August is perhaps the most trying month for plants and people in East Texas, yet there are chores that must not be neglected. Late summer is the time to plan for fall planting.

  1. Plant bluebonnet seeds this month into early September. Most wildflowers should be planted in late summer and early fail. Plant seed in open sunny areas. The soil should be lightly cultivated and watered if possible.
  2. Water lawn and garden thoroughly when needed, then wait until dry before watering again. Deep, thorough watering encourages deep root penetration and conserves water in the long run.
  3. If watering becomes a chore, consider using a good mulch in flower, vegetable and shrub beds.
  4. Water shallow rooted plants such as dogwood, camellia and azalea as they begin to set flower buds for spring blooms.
  5. Order you supply of spring flowering bulbs for planting in late October and November. Plan to chill tulip bulbs for 45-60 days before planting in December and
    early January.
  6. Don’t forget to water fruiting ornamentals during dry weather. Holly and pyracantha berries are frequently shed if soil gets too dry.
  7. Shape rose bushes in mid-August, cutting out weak growth, and cut back extra tall canes to encourage new lateral growth and better fail flower production.

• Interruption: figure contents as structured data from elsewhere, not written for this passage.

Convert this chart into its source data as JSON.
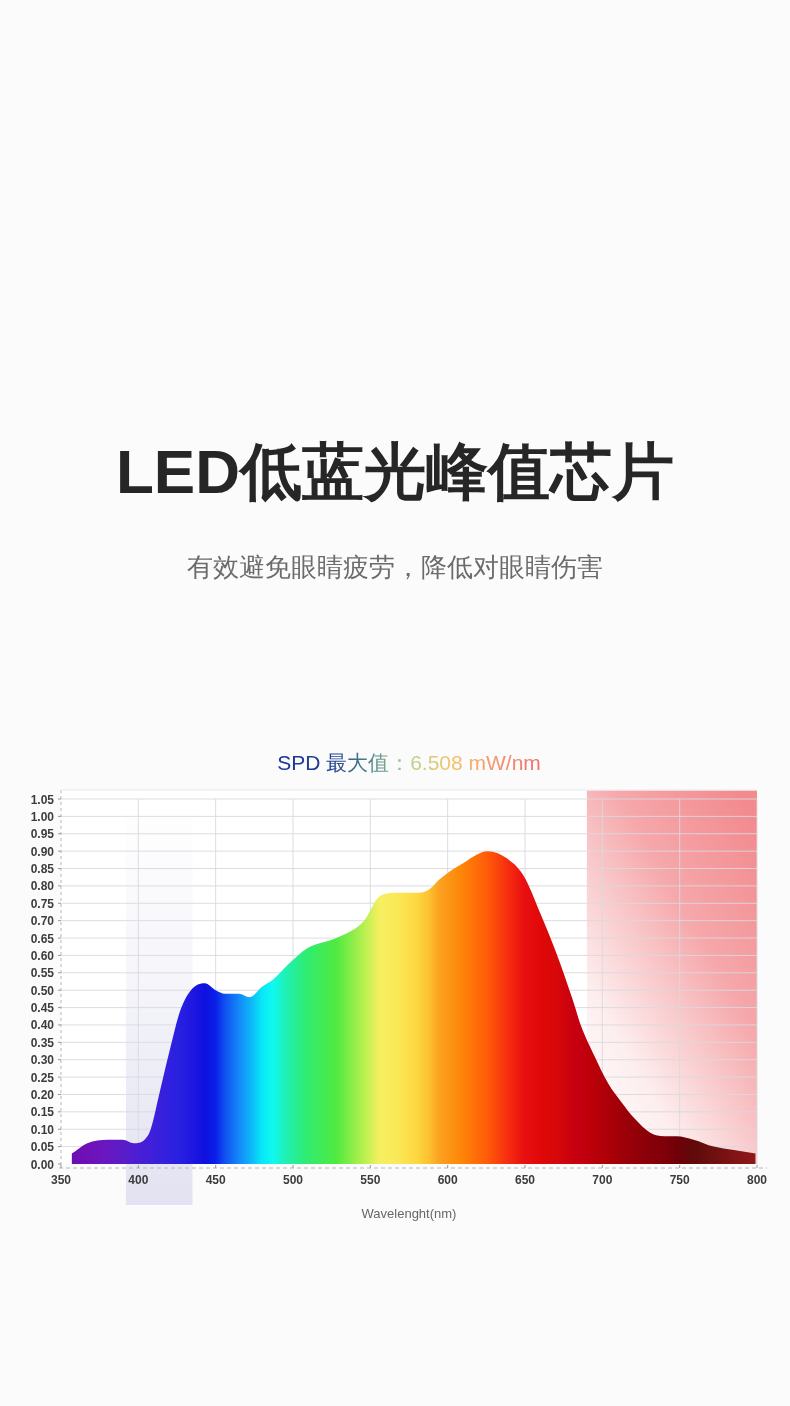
{
  "chart_data": {
    "type": "area",
    "title": "LED低蓝光峰值芯片",
    "subtitle": "有效避免眼睛疲劳，降低对眼睛伤害",
    "annotations": [
      "SPD 最大值：6.508 mW/nm"
    ],
    "xlabel": "Wavelenght(nm)",
    "x": [
      357,
      367,
      380,
      390,
      397,
      404,
      408,
      414,
      421,
      427,
      434,
      443,
      450,
      456,
      465,
      472,
      480,
      487,
      496,
      509,
      528,
      546,
      556,
      567,
      580,
      588,
      595,
      608,
      626,
      638,
      649,
      660,
      670,
      681,
      686,
      695,
      704,
      712,
      721,
      731,
      740,
      748,
      759,
      772,
      785,
      799
    ],
    "values": [
      0.03,
      0.06,
      0.07,
      0.07,
      0.06,
      0.07,
      0.1,
      0.21,
      0.34,
      0.44,
      0.5,
      0.52,
      0.5,
      0.49,
      0.49,
      0.48,
      0.51,
      0.53,
      0.57,
      0.62,
      0.65,
      0.7,
      0.77,
      0.78,
      0.78,
      0.79,
      0.82,
      0.86,
      0.9,
      0.88,
      0.83,
      0.72,
      0.61,
      0.47,
      0.4,
      0.31,
      0.23,
      0.18,
      0.13,
      0.09,
      0.08,
      0.08,
      0.07,
      0.05,
      0.04,
      0.03
    ],
    "colors": [
      "#6a0fb0",
      "#7010b8",
      "#6818c0",
      "#5a1cc8",
      "#4e1ed0",
      "#461ed6",
      "#4020d8",
      "#3820dc",
      "#3020e0",
      "#2820e0",
      "#2018e0",
      "#1010e0",
      "#0a20e8",
      "#1050f0",
      "#1488f8",
      "#10b0f8",
      "#08e8f8",
      "#10f8f0",
      "#20f0b0",
      "#30ec70",
      "#50ea40",
      "#b8f050",
      "#f6f060",
      "#fae858",
      "#fdd840",
      "#fcc030",
      "#fca020",
      "#fd8808",
      "#ff5a08",
      "#f83010",
      "#e81010",
      "#e00808",
      "#d80808",
      "#c80010",
      "#c40010",
      "#b80008",
      "#ac0008",
      "#a00008",
      "#940008",
      "#880008",
      "#800008",
      "#700008",
      "#600a0a",
      "#6e1010",
      "#801414",
      "#901818"
    ],
    "xlim": [
      350,
      800
    ],
    "xticks": [
      350,
      400,
      450,
      500,
      550,
      600,
      650,
      700,
      750,
      800
    ],
    "ylim": [
      0,
      1.05
    ],
    "yticks": [
      {
        "value": 0,
        "label": "0.00"
      },
      {
        "value": 0.05,
        "label": "0.05"
      },
      {
        "value": 0.1,
        "label": "0.10"
      },
      {
        "value": 0.15,
        "label": "0.15"
      },
      {
        "value": 0.2,
        "label": "0.20"
      },
      {
        "value": 0.25,
        "label": "0.25"
      },
      {
        "value": 0.3,
        "label": "0.30"
      },
      {
        "value": 0.35,
        "label": "0.35"
      },
      {
        "value": 0.4,
        "label": "0.40"
      },
      {
        "value": 0.45,
        "label": "0.45"
      },
      {
        "value": 0.5,
        "label": "0.50"
      },
      {
        "value": 0.55,
        "label": "0.55"
      },
      {
        "value": 0.6,
        "label": "0.60"
      },
      {
        "value": 0.65,
        "label": "0.65"
      },
      {
        "value": 0.7,
        "label": "0.70"
      },
      {
        "value": 0.75,
        "label": "0.75"
      },
      {
        "value": 0.8,
        "label": "0.80"
      },
      {
        "value": 0.85,
        "label": "0.85"
      },
      {
        "value": 0.9,
        "label": "0.90"
      },
      {
        "value": 0.95,
        "label": "0.95"
      },
      {
        "value": 1,
        "label": "1.00"
      },
      {
        "value": 1.05,
        "label": "1.05"
      }
    ],
    "grid": true,
    "bands": [
      {
        "axis": "x",
        "from": 392,
        "to": 435,
        "color": "#e2e2f2"
      },
      {
        "axis": "x",
        "from": 690,
        "to": 800,
        "color": "#f28a8e"
      }
    ]
  }
}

  8. Hot, dry weather and spider mites go together. Apply controls before population builds up. Keep careful check for mites on: tomato, marigold, portulaca, verbena,
    junipers, azaleas and roses. Control with Kelthane.

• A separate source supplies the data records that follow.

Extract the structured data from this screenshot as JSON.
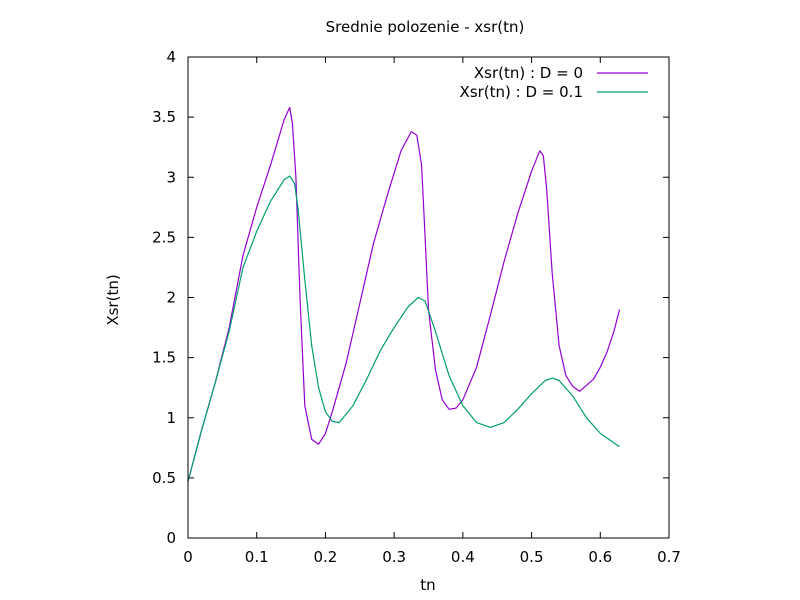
{
  "chart_data": {
    "type": "line",
    "title": "Srednie polozenie - xsr(tn)",
    "xlabel": "tn",
    "ylabel": "Xsr(tn)",
    "xlim": [
      0,
      0.7
    ],
    "ylim": [
      0,
      4
    ],
    "xticks": [
      "0",
      "0.1",
      "0.2",
      "0.3",
      "0.4",
      "0.5",
      "0.6",
      "0.7"
    ],
    "yticks": [
      "0",
      "0.5",
      "1",
      "1.5",
      "2",
      "2.5",
      "3",
      "3.5",
      "4"
    ],
    "xtick_values": [
      0,
      0.1,
      0.2,
      0.3,
      0.4,
      0.5,
      0.6,
      0.7
    ],
    "ytick_values": [
      0,
      0.5,
      1,
      1.5,
      2,
      2.5,
      3,
      3.5,
      4
    ],
    "grid": false,
    "legend_position": "top-right",
    "series": [
      {
        "name": "Xsr(tn) : D = 0",
        "color": "#9400d3",
        "x": [
          0,
          0.02,
          0.04,
          0.06,
          0.08,
          0.1,
          0.12,
          0.14,
          0.148,
          0.152,
          0.157,
          0.163,
          0.17,
          0.18,
          0.19,
          0.2,
          0.21,
          0.23,
          0.25,
          0.27,
          0.29,
          0.31,
          0.325,
          0.333,
          0.34,
          0.345,
          0.35,
          0.36,
          0.37,
          0.38,
          0.39,
          0.4,
          0.42,
          0.44,
          0.46,
          0.48,
          0.5,
          0.512,
          0.517,
          0.522,
          0.53,
          0.54,
          0.55,
          0.56,
          0.57,
          0.58,
          0.59,
          0.6,
          0.61,
          0.62,
          0.628
        ],
        "y": [
          0.47,
          0.9,
          1.3,
          1.75,
          2.35,
          2.75,
          3.1,
          3.48,
          3.58,
          3.45,
          3.0,
          2.0,
          1.1,
          0.82,
          0.78,
          0.87,
          1.05,
          1.45,
          1.95,
          2.45,
          2.85,
          3.22,
          3.38,
          3.35,
          3.1,
          2.5,
          1.9,
          1.4,
          1.15,
          1.07,
          1.08,
          1.15,
          1.42,
          1.85,
          2.3,
          2.7,
          3.05,
          3.22,
          3.18,
          2.9,
          2.2,
          1.6,
          1.35,
          1.26,
          1.22,
          1.27,
          1.32,
          1.42,
          1.55,
          1.72,
          1.9
        ]
      },
      {
        "name": "Xsr(tn) : D = 0.1",
        "color": "#009e73",
        "x": [
          0,
          0.02,
          0.04,
          0.06,
          0.08,
          0.1,
          0.12,
          0.14,
          0.148,
          0.155,
          0.16,
          0.17,
          0.18,
          0.19,
          0.2,
          0.21,
          0.22,
          0.24,
          0.26,
          0.28,
          0.3,
          0.32,
          0.335,
          0.345,
          0.36,
          0.38,
          0.4,
          0.42,
          0.44,
          0.46,
          0.48,
          0.5,
          0.52,
          0.53,
          0.54,
          0.56,
          0.58,
          0.6,
          0.62,
          0.628
        ],
        "y": [
          0.47,
          0.9,
          1.3,
          1.72,
          2.25,
          2.55,
          2.8,
          2.98,
          3.01,
          2.95,
          2.75,
          2.15,
          1.6,
          1.25,
          1.05,
          0.97,
          0.96,
          1.1,
          1.32,
          1.56,
          1.75,
          1.92,
          2.0,
          1.97,
          1.72,
          1.35,
          1.1,
          0.96,
          0.92,
          0.96,
          1.07,
          1.2,
          1.31,
          1.33,
          1.31,
          1.18,
          1.0,
          0.87,
          0.79,
          0.76
        ]
      }
    ]
  }
}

  9. Continue to remove faded flowers from annuals and roses to encourage new growth and more blooms.
  10. Clean up vegetable garden areas and place organic material in the compost pile. Plan to plant fail vegetables.

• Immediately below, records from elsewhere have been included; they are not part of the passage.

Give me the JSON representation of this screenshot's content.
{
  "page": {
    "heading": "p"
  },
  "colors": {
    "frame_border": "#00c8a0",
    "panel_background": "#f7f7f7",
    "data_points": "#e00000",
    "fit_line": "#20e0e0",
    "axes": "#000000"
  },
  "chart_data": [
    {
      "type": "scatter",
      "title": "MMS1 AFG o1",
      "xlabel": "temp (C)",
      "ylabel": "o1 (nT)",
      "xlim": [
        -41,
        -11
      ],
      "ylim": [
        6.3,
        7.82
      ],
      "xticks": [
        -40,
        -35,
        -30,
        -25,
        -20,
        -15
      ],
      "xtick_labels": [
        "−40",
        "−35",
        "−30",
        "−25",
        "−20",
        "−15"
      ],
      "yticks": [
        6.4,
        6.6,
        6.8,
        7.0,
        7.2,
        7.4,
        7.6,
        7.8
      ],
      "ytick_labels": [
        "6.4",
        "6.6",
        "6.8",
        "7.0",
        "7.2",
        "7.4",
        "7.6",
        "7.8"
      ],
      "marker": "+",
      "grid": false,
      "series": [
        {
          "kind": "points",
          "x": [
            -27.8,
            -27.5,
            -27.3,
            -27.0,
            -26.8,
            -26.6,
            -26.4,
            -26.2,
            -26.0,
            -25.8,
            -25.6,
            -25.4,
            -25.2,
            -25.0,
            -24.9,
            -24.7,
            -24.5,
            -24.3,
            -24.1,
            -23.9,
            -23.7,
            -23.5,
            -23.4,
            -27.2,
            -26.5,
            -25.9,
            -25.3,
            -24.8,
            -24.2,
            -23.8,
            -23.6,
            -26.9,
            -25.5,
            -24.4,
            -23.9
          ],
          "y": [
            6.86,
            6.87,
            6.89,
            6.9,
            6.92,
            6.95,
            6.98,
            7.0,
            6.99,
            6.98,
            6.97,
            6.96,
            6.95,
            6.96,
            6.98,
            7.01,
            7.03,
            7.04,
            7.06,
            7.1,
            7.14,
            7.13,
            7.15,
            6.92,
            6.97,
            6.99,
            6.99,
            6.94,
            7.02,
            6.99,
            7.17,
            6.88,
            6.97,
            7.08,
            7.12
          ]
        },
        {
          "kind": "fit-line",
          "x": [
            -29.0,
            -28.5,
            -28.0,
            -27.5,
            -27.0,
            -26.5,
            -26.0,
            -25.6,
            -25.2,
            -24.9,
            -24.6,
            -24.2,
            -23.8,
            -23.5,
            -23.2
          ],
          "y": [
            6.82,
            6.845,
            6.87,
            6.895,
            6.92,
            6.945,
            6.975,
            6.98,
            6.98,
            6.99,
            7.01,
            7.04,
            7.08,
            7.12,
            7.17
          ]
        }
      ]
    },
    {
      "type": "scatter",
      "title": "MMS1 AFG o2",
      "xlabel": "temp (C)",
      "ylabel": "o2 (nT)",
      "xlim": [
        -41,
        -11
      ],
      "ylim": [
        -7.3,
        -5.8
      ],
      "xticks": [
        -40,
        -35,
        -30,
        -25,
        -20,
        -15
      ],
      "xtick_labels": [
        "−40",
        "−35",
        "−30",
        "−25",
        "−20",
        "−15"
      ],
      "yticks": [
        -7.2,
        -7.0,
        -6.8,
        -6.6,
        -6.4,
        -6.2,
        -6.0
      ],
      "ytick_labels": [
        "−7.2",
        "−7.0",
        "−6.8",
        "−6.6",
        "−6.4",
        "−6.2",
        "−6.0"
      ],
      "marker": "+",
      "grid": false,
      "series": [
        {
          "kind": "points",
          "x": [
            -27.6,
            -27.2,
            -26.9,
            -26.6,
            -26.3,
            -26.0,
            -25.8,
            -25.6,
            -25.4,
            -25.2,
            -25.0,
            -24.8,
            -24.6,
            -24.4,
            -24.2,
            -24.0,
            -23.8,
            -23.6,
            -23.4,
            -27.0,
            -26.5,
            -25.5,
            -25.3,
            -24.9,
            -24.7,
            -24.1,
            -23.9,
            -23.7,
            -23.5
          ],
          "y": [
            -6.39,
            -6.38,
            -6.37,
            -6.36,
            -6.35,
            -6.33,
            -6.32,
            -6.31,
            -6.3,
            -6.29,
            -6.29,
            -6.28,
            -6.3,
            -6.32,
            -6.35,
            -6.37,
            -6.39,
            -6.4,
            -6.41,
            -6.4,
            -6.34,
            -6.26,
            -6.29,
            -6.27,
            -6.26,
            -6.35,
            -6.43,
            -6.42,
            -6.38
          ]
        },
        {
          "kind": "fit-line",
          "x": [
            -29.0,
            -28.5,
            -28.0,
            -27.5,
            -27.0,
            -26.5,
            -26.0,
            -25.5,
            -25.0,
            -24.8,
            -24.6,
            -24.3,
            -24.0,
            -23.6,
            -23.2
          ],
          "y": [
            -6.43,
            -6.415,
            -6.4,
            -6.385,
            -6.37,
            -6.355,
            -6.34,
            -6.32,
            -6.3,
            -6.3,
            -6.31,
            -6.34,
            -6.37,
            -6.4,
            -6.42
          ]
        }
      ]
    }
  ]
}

  11. Turn compost pile and keep it moist for good decomposition. Add a bit of commercial fertilizer from time to time.
  12. Powdery mildew on crepe myrtle and roses can be controlled with Benomyl and funginex.
  13. White fly can be controlled with Diazinon and Orthene.
  14. Still time to plant zinnia, marigold, celosia and portulaca for good color this fall.
  15. Prune spent blooms on crepe myrtle and water adequately to produce a second bloom.
  16. Last chance to start new Bermuda lawn from seed and still have it established before cold weather. Complete St. Augustine and centipede lawns to prevent possible freeze damage in early winter.
  17. Feed mum plantings and water often to encourage good fall blooms. Do not pinch or prune back now.
  18. Begin to plan and prepare beds for fall plantings of pansies.
  19. Repot overgrown houseplants to have them well established prior to overwintering indoors.
  20. Houseplants may take advantage of warm summer days out-of-doors provided they
    remain in shade and never direct sun. they will demand watering often. Due to high
    water demands, feeding is important.
  21. Complete all pruning of hydrangea. They set flower buds for next year’s blooms in
    late summer and early fall.
  22. Evaluate where summer shade trees are needed now to determine best location when
    planting this fall and winter.
  23. Begin to make plans for winter planting of fruit trees, pecans and roses.